Submitted to: Molecular and Cellular Biology
Publication Type: Peer Reviewed Journal
Publication Acceptance Date: 11/12/2001
Publication Date: 2/1/2002
Citation: Choi, J., Nannenga, B., Demidov, O.N., Bulavin, D.V., Cooney, A., Brayton, C., Zhang, Y., Mbawuike, I.N., Bradley, A., Appella, E., Donehower, L.A. 2002. Mice deficient for the wild-type p53-induced phosphatase gene (wip1) exhibit defects in reproductive organs, immune function, and cell cycle control. Molecular and Cellular Biology. 22(4):1094-105.
Interpretive Summary: This is a peer reviewed article describing the knock out of a gene in the mouse and analyzing its consequences. The gene is wip1, which is regulated by the cancer gene p53. Inactivation of this gene leads to defects in the immune system and the male reproductive system.

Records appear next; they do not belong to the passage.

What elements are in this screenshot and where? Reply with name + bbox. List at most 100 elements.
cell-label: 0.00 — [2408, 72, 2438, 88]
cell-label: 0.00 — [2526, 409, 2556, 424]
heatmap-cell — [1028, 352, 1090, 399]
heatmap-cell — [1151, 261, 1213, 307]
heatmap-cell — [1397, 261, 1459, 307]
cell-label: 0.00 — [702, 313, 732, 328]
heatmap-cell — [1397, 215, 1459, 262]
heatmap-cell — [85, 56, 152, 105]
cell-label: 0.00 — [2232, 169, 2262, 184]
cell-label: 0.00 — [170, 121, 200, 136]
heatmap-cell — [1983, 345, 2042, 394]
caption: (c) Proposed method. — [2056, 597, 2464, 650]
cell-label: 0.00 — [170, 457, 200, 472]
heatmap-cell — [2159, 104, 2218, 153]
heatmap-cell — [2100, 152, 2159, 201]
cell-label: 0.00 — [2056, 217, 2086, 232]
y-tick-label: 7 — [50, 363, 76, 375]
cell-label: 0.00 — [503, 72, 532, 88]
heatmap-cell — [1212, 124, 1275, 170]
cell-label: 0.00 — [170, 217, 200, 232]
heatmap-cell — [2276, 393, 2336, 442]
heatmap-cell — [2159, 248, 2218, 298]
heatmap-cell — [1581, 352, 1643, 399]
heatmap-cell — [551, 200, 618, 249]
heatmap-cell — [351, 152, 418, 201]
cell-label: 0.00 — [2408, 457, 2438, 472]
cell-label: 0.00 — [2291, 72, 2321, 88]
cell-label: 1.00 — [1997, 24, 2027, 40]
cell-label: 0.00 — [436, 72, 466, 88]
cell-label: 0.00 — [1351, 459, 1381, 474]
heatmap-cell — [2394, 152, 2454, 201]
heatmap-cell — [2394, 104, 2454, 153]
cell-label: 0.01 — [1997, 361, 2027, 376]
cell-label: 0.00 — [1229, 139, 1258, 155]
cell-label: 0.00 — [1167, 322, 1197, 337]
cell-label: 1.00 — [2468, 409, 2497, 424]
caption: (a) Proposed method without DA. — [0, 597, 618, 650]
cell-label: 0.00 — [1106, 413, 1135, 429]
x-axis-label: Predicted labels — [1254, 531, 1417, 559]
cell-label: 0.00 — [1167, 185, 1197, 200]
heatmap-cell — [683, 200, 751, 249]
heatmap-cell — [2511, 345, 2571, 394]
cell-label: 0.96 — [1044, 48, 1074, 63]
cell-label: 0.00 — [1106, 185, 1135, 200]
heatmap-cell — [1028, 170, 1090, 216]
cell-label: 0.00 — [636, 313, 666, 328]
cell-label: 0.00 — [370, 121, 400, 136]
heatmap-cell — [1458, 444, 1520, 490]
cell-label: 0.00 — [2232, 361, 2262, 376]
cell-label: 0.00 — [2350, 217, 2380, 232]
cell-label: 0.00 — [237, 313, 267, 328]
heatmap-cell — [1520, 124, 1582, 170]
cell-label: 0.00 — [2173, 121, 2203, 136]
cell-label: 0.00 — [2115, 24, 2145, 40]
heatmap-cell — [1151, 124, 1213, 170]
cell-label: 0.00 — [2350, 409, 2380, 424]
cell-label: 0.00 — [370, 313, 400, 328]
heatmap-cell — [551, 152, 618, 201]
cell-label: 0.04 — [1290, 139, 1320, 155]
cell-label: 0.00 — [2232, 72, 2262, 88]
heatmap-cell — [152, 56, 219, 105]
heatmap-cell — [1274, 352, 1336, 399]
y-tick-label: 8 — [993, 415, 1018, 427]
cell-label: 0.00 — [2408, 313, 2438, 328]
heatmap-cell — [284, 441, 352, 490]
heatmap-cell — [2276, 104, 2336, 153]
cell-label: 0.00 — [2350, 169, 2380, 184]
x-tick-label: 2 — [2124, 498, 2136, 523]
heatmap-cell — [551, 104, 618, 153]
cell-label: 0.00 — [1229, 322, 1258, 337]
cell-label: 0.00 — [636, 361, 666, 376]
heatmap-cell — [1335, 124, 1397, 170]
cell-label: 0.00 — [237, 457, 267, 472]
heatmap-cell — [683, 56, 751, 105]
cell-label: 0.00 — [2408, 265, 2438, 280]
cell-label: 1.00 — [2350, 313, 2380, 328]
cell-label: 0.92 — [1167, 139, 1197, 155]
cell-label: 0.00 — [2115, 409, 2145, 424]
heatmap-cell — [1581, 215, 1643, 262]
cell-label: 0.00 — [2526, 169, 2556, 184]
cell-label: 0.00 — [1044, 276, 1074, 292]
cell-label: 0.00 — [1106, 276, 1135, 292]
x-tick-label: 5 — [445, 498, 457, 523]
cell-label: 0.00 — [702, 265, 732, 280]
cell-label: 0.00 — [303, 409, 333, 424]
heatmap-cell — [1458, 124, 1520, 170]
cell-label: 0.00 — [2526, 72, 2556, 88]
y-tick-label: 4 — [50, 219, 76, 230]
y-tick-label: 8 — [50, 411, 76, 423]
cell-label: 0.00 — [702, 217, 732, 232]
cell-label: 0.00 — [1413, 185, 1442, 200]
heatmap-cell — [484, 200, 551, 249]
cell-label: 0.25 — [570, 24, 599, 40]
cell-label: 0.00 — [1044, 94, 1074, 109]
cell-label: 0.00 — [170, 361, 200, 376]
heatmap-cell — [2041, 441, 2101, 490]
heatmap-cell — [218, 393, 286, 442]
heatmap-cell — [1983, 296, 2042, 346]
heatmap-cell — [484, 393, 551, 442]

Technical Abstract: The Wip1 gene is a type 2C serine/threonine phosphatase that is induced in a p53-dependent manner by UV treatment of human cells. We show here that Wip1 message is expressed in moderate levels in all organs, but is present at very high levels in the testes, particularly in the post-meiotic round spermatid compartment of the seminiferous tubules. We have also confirmed that Wip1 is induced by ionizing radiation in mouse tissues in a p53-dependent manner. To further determine the normal biological function of Wip1 in mammalian organisms, we have generated Wip1-deficient mice. Wip1 null mice are viable, but show a variety of postnatal abnormalities including variable male runting, male reproductive organ atrophy, reduced male fertility, reduced male longevity, and diminished T and B cell function. Fibroblasts derived from Wip1 null embryos are severely compromised in their division rate and appear to have reduced S phase entry and a less efficient G1 arrest in response to ionizing radiation. The data are consistent with a critical role for the Wip1 phosphatase in spermatogenesis, lymphoid cell function, and cell cycle regulation.